Sanasa Development Bank PLC (Sanasa), microfinancier turned licensed commercial bank, saw its net profit for the quarter ended September 30, 2016 (3Q16) falling by 70 percent from a year ago to Rs.49.2 million or Rs.1.22 a share, as the bank felt the brunt of squeezing margins, the interim results filed with the Colombo bourse showed.
The net interest income (NII) declined by 7 percent from a year ago to Rs.781 million as the rise in interest expense outweighed the rise in the interest income.
This pushed the net interest margin to fall to 5.65 percent from 7.13 percent at the start of the year. Sanasa is a key financial institution in the country, which has been strengthening the rural economy for decades by providing financial support to less privileged institutions and entities in society. The bank is backed by nearly 8,000 co-operative societies with over a million members.
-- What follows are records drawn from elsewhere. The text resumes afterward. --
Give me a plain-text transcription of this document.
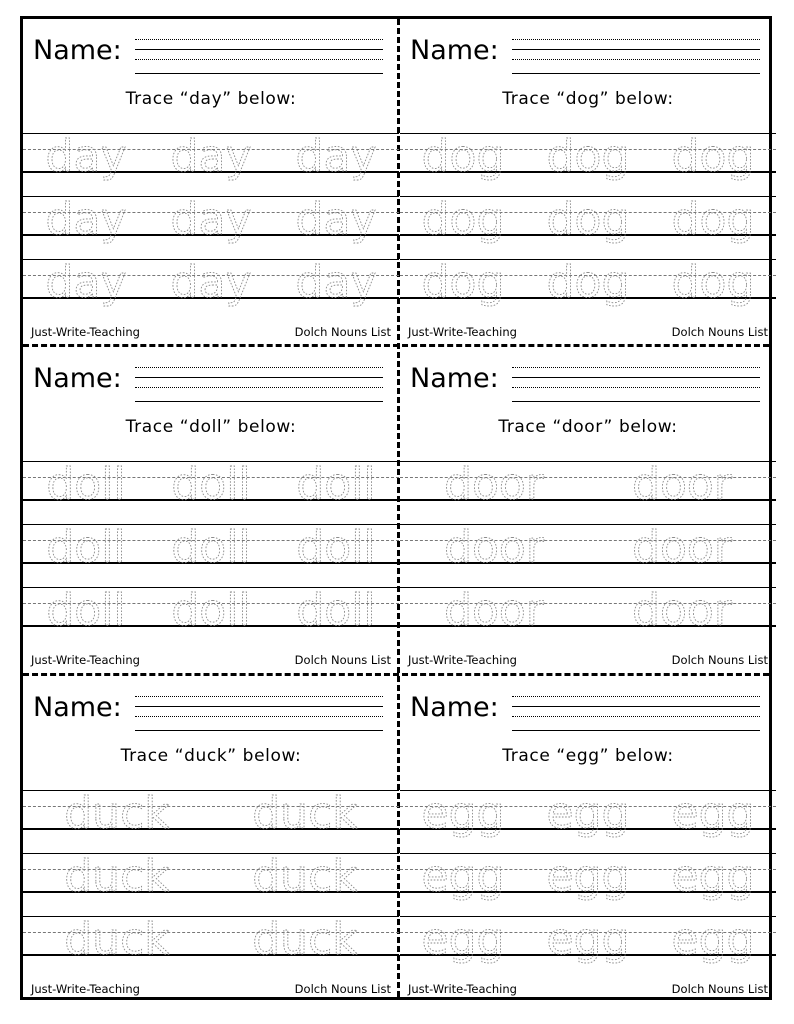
Name:
Trace “day” below:
day day day
day day day
day day day
Just-Write-Teaching	Dolch Nouns List
Name:
Trace “dog” below:
dog dog dog
dog dog dog
dog dog dog
Just-Write-Teaching	Dolch Nouns List
Name:
Trace “doll” below:
doll doll doll
doll doll doll
doll doll doll
Just-Write-Teaching	Dolch Nouns List
Name:
Trace “door” below:
door door
door door
door door
Just-Write-Teaching	Dolch Nouns List
Name:
Trace “duck” below:
duck duck
duck duck
duck duck
Just-Write-Teaching	Dolch Nouns List
Name:
Trace “egg” below:
egg egg egg
egg egg egg
egg egg egg
Just-Write-Teaching	Dolch Nouns List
However, in recent times, the bank has been shifting its focus from microfinance to small and medium enterprise (SME) finance in a bid to diversify its portfolio, which may have taken a toll on its margins.
In 2015, the bank also obtained the advisory services from the International Finance Corporation (IFC), the private sector investment arm of the World Bank, to assist them in technical processes and internal restructuring in their shift toward SME-focused banking.
The bank grew its loan book by 14 percent or by Rs.6.6 billion during the nine months to September. The bank now has a loan book slightly in excess of Rs.52.4 billion.
The bank also has an asset base of Rs.65 billion, which is an 8.0 percent increase from December 31, 2015. However, the growth in deposits has been extremely slow as the deposit growth during the same period was only Rs.2.5 billion. The bank in December 2015 raised Rs.4.0 billion in a listed debenture issue. Sanasa has a core-capital base of Rs.5.1 billion but the minimum capital requirement for a licensed commercial bank is Rs.10.0 billion.
The bank’s Tier II capital adequacy ratio stood at 11.71 percent, little above the regulatory minimum of 10.0 percent.
Meanwhile, the provisions made for possible loan losses during the quarter increased to Rs.38.9 million from a provision reversal of Rs.4.2 million a year ago.
The gross non-performing loan ratio was at 2.42 percent, slightly up from 2.37 percent in December 2015 but below the industry average of 3.0 percent.
Meanwhile, during the nine months to September 30, the bank made a net profit of Rs.245.9 million or Rs.5.85 a share, 58 percent less than a year ago.
The NII fell by 4.0 percent year-on-year to Rs.2.4 billion.
As at September 30, high-net-worth investor Dr. T. Senthilverl held 12.77 percent, while Global Rubber Industries (Pvt.) Ltd held a 10.47 percent stake in the bank.